# **Homelessness - Project 3**
## Inference for the Population Proportion

# **Importing Necessary Python Modules**

Python incorporates a variety of open source add-ins called modules that add extra features to the basic setup. The name of the modules is after the import or from statement, and the purpose is in a non-code comment after the hashtag (#).




In [13]:
import pandas as pd                 #Data analysis
import numpy as np                  #Calculations
from IPython.display import Image   #Display images
from scipy.stats import norm        #Confidence Interval

In [14]:
# Assigns the URL of the image to display to the name 'image_url'.
image_url = 'https://endhomelessness.org/wp-content/uploads/2019/03/homelessness-statistics.jpg'

# Display the image
Image(url=image_url, width = 500)

# **Context**

The Continuum of Care (CoC) Program is designed to promote communitywide commitment to the goal of ending homelessness; provide funding for efforts by nonprofit providers, and State and local governments to quickly rehouse homeless individuals and families while minimizing the trauma and dislocation caused to homeless individuals, families, and communities by homelessness; promote access to and effect utilization of mainstream programs by homeless individuals and families; and optimize self-sufficiency among individuals and families experiencing homelessness. For more information on the Program, please visit https://www.hudexchange.info/programs/coc/

The U.S. Department of Housing and Urban Development (HUD) provides Point-in-Time (PIT) count reports of sheltered and unsheltered persons experiencing homelessness, by household type and subpopulation.
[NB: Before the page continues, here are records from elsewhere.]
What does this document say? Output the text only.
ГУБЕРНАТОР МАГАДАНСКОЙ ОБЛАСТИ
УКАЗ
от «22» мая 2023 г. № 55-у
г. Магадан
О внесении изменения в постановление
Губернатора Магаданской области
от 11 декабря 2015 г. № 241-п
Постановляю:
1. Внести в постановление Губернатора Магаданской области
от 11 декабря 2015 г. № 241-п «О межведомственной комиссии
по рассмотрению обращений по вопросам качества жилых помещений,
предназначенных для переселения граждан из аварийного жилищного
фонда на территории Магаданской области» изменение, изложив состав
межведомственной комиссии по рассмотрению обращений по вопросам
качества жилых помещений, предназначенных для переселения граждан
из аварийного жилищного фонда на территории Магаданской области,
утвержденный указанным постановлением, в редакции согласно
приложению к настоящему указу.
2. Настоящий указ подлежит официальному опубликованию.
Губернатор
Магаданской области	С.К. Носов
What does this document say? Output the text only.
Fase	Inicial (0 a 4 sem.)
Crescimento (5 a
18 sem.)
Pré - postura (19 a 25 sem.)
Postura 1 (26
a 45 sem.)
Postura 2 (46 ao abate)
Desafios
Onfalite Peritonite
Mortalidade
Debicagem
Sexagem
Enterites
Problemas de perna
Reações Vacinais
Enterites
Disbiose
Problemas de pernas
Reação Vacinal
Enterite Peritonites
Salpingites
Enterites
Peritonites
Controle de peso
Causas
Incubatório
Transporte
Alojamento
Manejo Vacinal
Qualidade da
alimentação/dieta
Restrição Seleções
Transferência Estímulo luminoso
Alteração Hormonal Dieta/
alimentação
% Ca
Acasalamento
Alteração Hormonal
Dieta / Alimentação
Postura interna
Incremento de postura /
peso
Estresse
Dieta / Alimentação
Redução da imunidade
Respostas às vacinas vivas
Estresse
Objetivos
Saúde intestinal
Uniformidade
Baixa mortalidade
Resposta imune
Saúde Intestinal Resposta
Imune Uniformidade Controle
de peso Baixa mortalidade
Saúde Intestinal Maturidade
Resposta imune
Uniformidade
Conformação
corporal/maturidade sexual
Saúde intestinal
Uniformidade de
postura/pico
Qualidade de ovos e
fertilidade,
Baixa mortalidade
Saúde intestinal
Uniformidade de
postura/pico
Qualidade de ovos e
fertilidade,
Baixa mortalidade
This data is available at the national and state level, and for each CoC. HUD also provides Housing Inventory Count (HIC) reports, which provide a snapshot of a CoC’s inventory of beds and units available on the night designated for the count by program type, and include beds dedicated to serve persons who are homeless as well as persons in Permanent Supportive Housing. This raw data set contains PIT estimates of homelessness, and the corresponding accompanying HIC data from 2021.

Attribution: Adapted from U.S. Department of Housing and Urban Development


# **About the Dataset**

This dataset contains 100 rows corresponding to a random sample of localities (typically counties or similar large regions) that received Continuum of Care funding from HUD. A total of 21 variables are provided as listed in the table below.

| Variable Name(s)         | Description |
|:-------------------------|:--- |
| CoC Number<br>CoC Name | CoC locality identifier |
| CoC Category             | Community setting designation: Rural, Urban, etc |
| Type of Count            | Description of whether fully or partially sheltered individuals (or both) are included |
| Overall Homeless, 2021   | Total homeless count in all facilities indicated by the “Type of Count” variable |
| HMIS Participation Rate for Year-Round Beds (ES,TH,SH) | Proportion of facilities in the locality that participate in the Homeless Management Information System (HMIS) |
| Total Year-Round Beds (ES, TH, SH)<br>Total Year-Round Beds (ES)<br>Total Year-Round Beds (TH)<br>Total Year-Round Beds (SH) | (all types combined)<br>ES = Emergency Shelter<br>TH = Transitional Housing<br>SH = Safe Haven |
| Total Units for Households with Children (ES, TH, SH)<br>Total Beds for Households with Children (ES, TH, SH) | Number of units and beds designated for households with children |
| Sheltered ES Homeless 2021 | Estimate of the number of individuals sheltered in an Emergency Facility at the time of the study |
| Sheltered ES Homeless - Age 18 to 24, 2021 | Estimate of the number of individuals sheltered in an Emergency Facility by age |
| Sheltered ES Homeless - Female, 2021<br>Sheltered ES Homeless - Male, 2021<br>Sheltered ES Homeless - Trans+, 2021 | Estimate of the number of individuals sheltered in an Emergency Facility by gender |
| Sheltered ES Homeless - Hispanic/Latino, 2021<br>Sheltered ES Homeless - White, 2021<br>Sheltered ES Homeless - Black or African American, 2021<br>Sheltered ES Homeless - Asian or Pacific Islander<br>Sheltered ES Homeless - American Indian or Alaska Native, 2021<br>Sheltered ES Homeless - Multiple Races, 2021 | Estimate of the number of individuals sheltered in an Emergency Facility by race/ethnicity |



Let's take a look at the data. To do this, first we import it directly from the url below.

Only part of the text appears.